Rapid charging points that will power vehicles in nearly 30 minutes will be installed across London. Compare this to the three to four hours when using a standard unit.

The initial plan is to see 75 rapid charging points in the ground by the end of 2017, with the network growing to 150 by the end of 2018 and 300 fully functioning by 2020.

Additionally, there will soon be 1500 new standard electric vehicle charging points installed across London. The £4.5 million investment, across 25 boroughs, will make electric vehicles an easier and more practical option for Londoners.

Ultra-Low Emission Zone

The world’s first Ultra Low Emission Zone (ULEZ) launched on 8 April 2019, approximately 17 months earlier than planned. The ULEZ will supersede the T-Charge and create stricter emissions standards for diesel vehicles, 24 hours, 7 days a week. Those that do not comply will face a charge.

Electric vehicles

Over 2,600 diesel-electric hybrid buses currently run through the capital, making up 30% of our bus fleet. All of these buses are quieter, more fuel-efficient, and cleaner than standard diesel buses, reducing emissions by between 30-40%.

Hydrogen vehicles

We want London to be a world leader in hydrogen and fuel cell activity. Hydrogen is a universal fuel that will play a major role in our clean, sustainable energy future. Together with fuel cells, hydrogen will increasingly provide us all with clean and secure energy to power vehicles.
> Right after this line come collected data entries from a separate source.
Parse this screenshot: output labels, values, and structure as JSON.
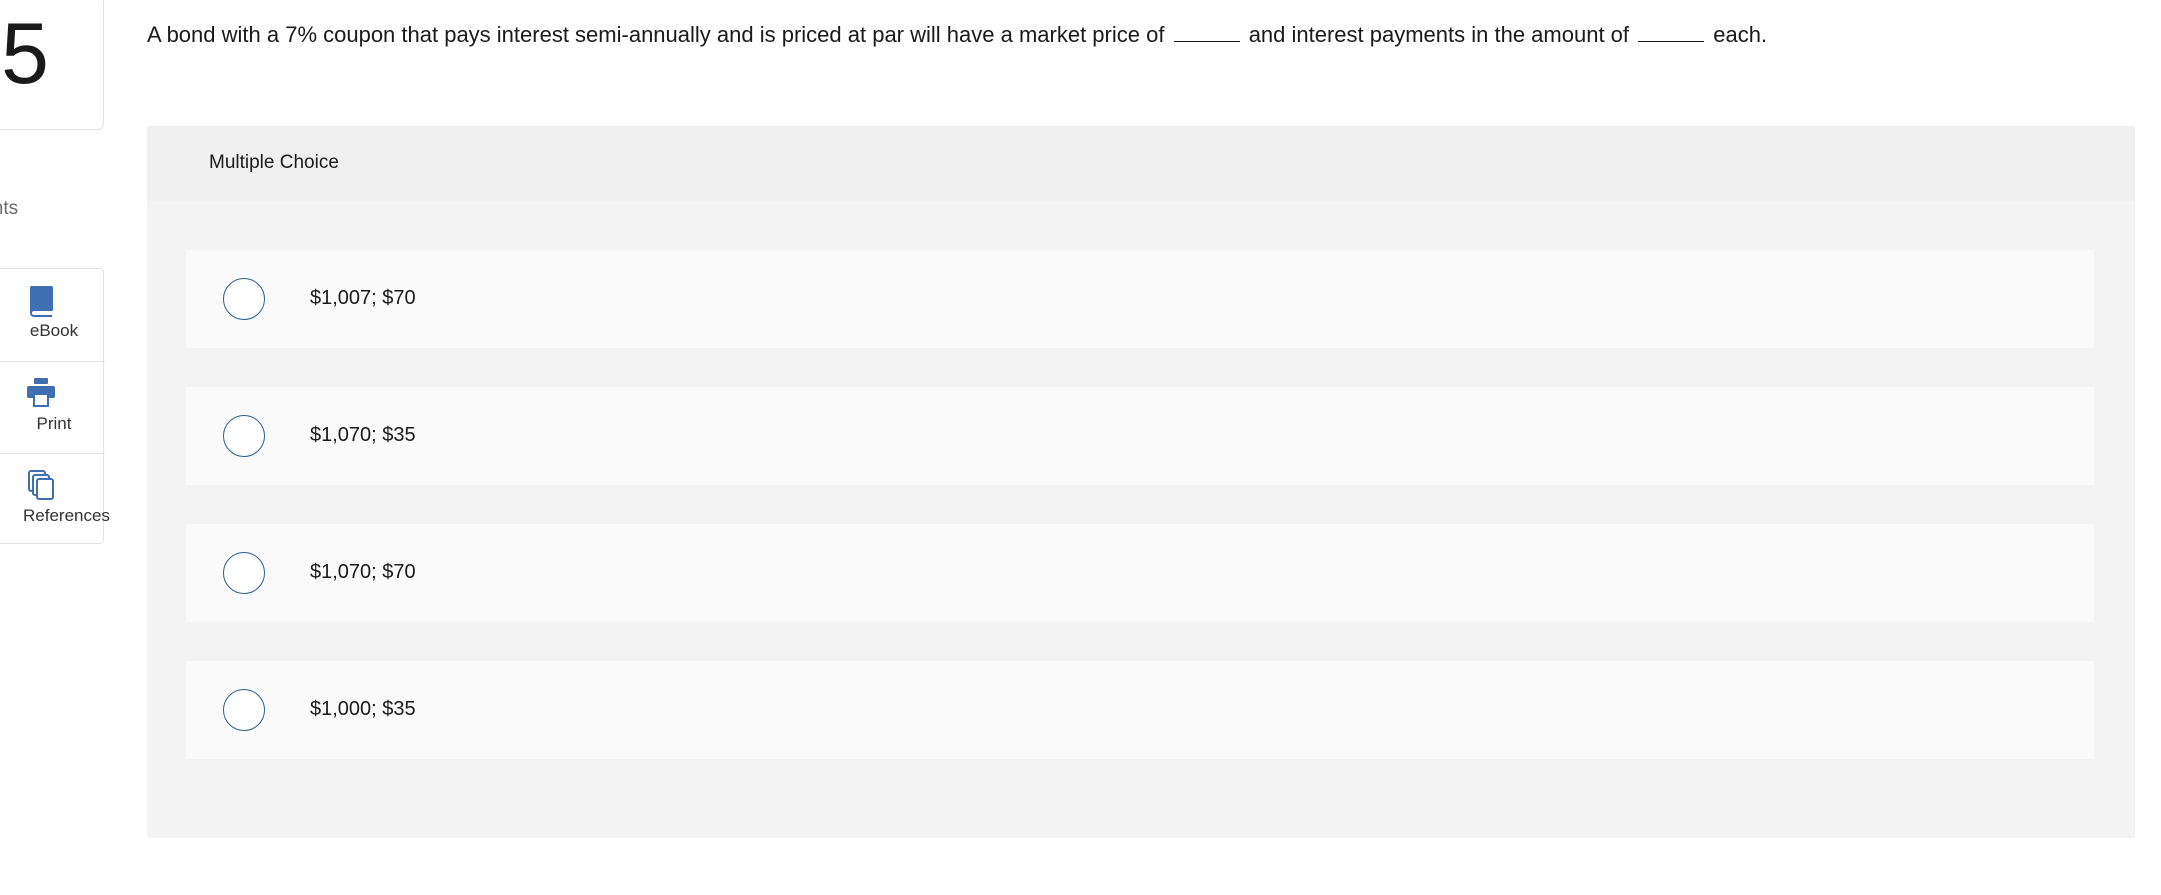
{
  "question": {
    "number": "5",
    "points_label": "oints",
    "text_part1": "A bond with a 7% coupon that pays interest semi-annually and is priced at par will have a market price of",
    "text_part2": "and interest payments in the amount of",
    "text_part3": "each."
  },
  "tools": [
    {
      "label": "eBook",
      "icon": "book-icon"
    },
    {
      "label": "Print",
      "icon": "printer-icon"
    },
    {
      "label": "References",
      "icon": "copy-documents-icon"
    }
  ],
  "panel": {
    "title": "Multiple Choice",
    "choices": [
      {
        "label": "$1,007; $70"
      },
      {
        "label": "$1,070; $35"
      },
      {
        "label": "$1,070; $70"
      },
      {
        "label": "$1,000; $35"
      }
    ]
  },
  "colors": {
    "accent": "#2b5f8c",
    "icon": "#3f6fb0",
    "panel_bg": "#f3f3f3",
    "choice_bg": "#fafafa"
  }
}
We have the potential for carbon-neutral and emission-free energy if the hydrogen itself is produced from a carbon-neutral source such as London’s waste, solar, or wind power.

Hydrogen fuel is a great way to power public and private transport in London. The only emission is water vapor which means that no carbon dioxide or other air pollutants are released into the air.

Hydrogen-powered vehicles have a range similar to conventional diesel vehicles achieving 350-400 miles on a single tank of fuel, and they can be refueled within 3-5 minutes.